In general, I would either add ice and filter the solution as cold as possible or just dilute 3 times and filter. The only improvement (maybe?) I can see would be to dilute 3 times, then chill with ice and filter cold.

 

[Geo]

if your going to have AgCl anyway, why not add NaCl to the solution and filter.

 

[Claudie]

If you have red fumes from Nitric acid, I really hope you are following safety precautions. Those fumes can be deadly. If getting a lot of Gold from computer boards was easy, everyone would be doing it. Please follow the advice these guys are giving you before it's too late. Inexperienced eyes will always see heavy, solid Gold everywhere they look on a circuit board, but it's just not really there. :|

 

[Harold_V]

if your going to have AgCl anyway, why not add NaCl to the solution and filter.

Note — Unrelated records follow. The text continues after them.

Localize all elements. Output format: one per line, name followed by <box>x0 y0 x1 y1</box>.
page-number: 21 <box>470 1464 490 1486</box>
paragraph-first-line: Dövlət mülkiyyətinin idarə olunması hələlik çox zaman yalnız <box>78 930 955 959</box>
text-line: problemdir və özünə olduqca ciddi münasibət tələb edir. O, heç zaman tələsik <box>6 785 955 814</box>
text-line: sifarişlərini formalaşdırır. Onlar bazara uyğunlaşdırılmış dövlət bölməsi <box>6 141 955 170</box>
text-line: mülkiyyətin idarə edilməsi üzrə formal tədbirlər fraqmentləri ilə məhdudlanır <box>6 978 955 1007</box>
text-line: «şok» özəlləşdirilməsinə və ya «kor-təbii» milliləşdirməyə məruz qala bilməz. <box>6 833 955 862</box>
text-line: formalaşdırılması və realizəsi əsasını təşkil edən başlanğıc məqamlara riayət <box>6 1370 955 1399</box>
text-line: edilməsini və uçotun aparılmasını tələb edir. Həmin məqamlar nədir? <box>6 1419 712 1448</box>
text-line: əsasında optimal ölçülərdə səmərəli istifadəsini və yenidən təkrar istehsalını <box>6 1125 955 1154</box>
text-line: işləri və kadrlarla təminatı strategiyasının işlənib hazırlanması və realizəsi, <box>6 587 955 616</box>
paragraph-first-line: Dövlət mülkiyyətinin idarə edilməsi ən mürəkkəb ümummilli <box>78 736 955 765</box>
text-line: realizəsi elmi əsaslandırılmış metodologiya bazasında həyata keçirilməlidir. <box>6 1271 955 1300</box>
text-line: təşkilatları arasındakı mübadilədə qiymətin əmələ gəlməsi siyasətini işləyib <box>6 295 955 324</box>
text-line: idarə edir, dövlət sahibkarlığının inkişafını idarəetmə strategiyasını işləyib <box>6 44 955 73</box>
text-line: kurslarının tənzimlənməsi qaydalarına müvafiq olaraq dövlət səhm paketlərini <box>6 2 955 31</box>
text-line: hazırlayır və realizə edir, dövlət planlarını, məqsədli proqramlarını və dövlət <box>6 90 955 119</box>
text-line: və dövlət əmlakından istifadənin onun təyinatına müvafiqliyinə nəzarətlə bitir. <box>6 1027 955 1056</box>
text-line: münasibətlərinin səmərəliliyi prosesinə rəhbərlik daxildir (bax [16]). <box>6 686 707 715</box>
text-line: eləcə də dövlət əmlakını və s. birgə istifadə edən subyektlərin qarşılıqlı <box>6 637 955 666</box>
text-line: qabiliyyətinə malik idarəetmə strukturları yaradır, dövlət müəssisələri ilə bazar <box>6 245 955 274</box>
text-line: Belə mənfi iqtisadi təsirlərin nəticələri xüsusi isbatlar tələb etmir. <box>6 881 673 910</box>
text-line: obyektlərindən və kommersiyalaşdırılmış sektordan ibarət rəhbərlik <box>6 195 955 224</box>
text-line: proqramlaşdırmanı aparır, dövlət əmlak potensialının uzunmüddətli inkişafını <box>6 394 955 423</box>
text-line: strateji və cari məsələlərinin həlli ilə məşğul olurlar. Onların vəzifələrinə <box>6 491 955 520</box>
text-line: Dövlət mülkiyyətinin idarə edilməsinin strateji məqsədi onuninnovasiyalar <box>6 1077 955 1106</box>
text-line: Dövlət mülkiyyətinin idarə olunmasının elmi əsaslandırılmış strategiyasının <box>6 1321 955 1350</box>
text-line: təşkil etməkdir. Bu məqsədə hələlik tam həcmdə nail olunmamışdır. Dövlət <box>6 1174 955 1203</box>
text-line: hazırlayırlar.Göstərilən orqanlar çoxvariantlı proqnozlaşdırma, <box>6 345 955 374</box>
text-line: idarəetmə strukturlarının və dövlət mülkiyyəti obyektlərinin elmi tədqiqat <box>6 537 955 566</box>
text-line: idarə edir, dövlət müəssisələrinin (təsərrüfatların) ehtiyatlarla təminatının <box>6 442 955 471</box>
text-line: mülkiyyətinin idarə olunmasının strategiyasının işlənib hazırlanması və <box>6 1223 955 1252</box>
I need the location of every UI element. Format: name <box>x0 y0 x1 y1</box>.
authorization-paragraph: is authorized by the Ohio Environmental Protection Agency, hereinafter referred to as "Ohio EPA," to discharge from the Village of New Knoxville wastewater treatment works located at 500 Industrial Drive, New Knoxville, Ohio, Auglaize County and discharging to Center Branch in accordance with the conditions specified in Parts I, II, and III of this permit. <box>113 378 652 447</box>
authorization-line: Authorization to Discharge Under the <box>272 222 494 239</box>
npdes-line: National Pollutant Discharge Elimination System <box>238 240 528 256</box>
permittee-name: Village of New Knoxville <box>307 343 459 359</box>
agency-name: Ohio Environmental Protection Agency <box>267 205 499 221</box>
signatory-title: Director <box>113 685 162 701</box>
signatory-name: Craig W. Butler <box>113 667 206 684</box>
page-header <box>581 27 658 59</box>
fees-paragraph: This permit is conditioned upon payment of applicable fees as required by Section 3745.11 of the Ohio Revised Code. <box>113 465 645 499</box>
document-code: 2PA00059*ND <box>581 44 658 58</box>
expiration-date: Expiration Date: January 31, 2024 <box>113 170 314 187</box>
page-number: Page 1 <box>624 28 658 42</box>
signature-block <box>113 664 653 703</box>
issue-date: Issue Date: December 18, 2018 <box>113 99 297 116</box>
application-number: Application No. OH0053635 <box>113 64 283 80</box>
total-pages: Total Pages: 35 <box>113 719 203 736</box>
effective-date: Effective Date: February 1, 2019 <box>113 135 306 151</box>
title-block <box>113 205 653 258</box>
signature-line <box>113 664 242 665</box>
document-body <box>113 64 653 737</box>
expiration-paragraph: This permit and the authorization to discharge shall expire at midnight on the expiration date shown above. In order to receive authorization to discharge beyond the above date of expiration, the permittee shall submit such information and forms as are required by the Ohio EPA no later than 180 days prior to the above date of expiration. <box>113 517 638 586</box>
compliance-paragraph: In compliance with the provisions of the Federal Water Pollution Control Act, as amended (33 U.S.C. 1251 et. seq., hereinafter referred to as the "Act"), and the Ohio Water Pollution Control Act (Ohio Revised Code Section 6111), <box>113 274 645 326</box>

Aren't we discussing a gold chloride solution? Please correct me if I'm wrong.

Assuming I'm right, what function would NaCl provide that hasn't already been provided by the HCl used to dissolve the gold?

Harold

 

[samuel-a]

Harold, i think Geo wes referring to the solubility (or in-solubility) of AgCl in acidic medium.

In that case, adding NaCl will increase Cl^- ions concentration and leads to higher solubility of AgCl. IMHO.